Menurut dia, bisa saja Honggo disidang terpisah secara in absentia atau tanpa kehadiran terdakwa.
"Kita sudah pernah melakukan persidangan in absentia. Jangan kaget nanti kalau misalnya in absentia," kata Prasetyo.
Dalam kasus ini, polisi memisahkan berkas perkara menjadi dua.
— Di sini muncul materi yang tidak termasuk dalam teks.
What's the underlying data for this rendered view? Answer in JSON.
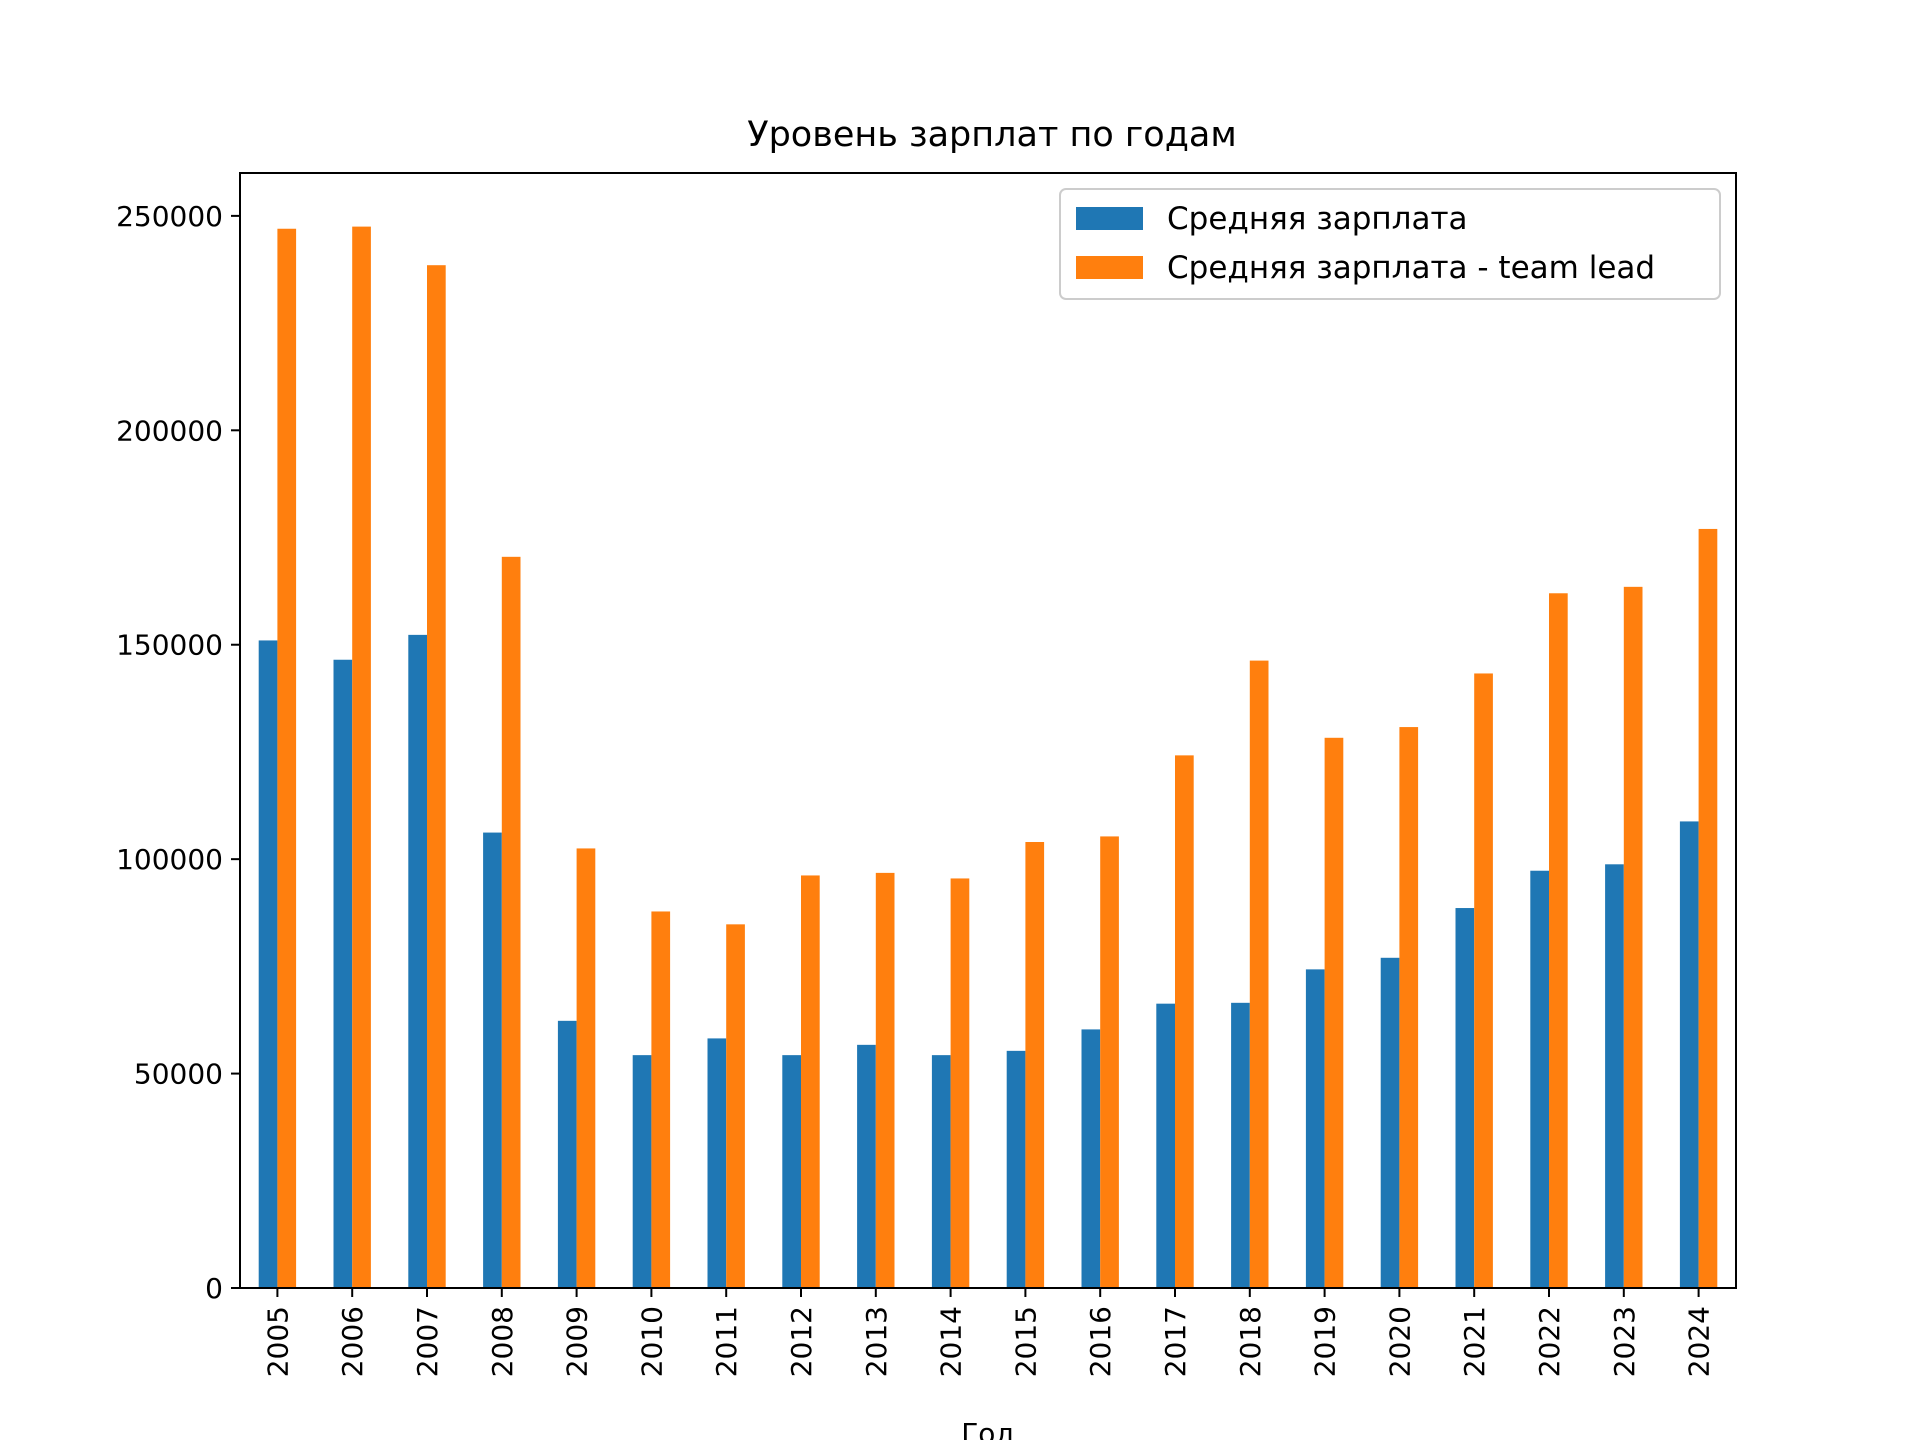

Berkas pertama terdiri dari dua tersangka, yaitu mantan Kepala BP Migas, Raden Priyono dan mantan Deputi Finansial Ekonomi dan Pemasaran BP Migas, Djoko Harsono.
Sementara berkas kedua untuk tersangka mantan Presiden Direktur PT TPPI Honggo Wendratmo.
Pengusutan perkara dugaan korupsi lewat penjualan kondensat sudah dilakukan Bareskrim Polri sejak 2015.
Korupsi itu melibatkan SKK Migas (dulu bernama BP Migas), PT TPPI dan Kementerian ESDM. Penyidik menemukan sejumlah dugaan tindak pidana.
Pertama, yakni penunjukan langsung PT TPPI oleh SKK Migas untuk menjual kondensat. Kedua, PT TPPI telah melanggar kebijakan wakil presiden untuk menjual kondensat ke Pertamina. TPPI justru menjualnya ke perusahaan lain.
Penyidik juga menemukan bahwa meski kontrak kerja sama SKK Migas dengan PT TPPI ditandatangani Maret 2009, namun PT TPPI sudah menerima kondensat dari BP Migas sejak Januari 2009 untuk dijual.
Komitmen awal kontrak kerja mereka adalah memproduksi bahan bakar untuk dijual Pertamina. Namun, PT TPPI mengolahnya menjadi LPG.
Selain itu, PT TPPI juga diduga tidak menyerahkan hasil penjualan kondensat ke kas negara.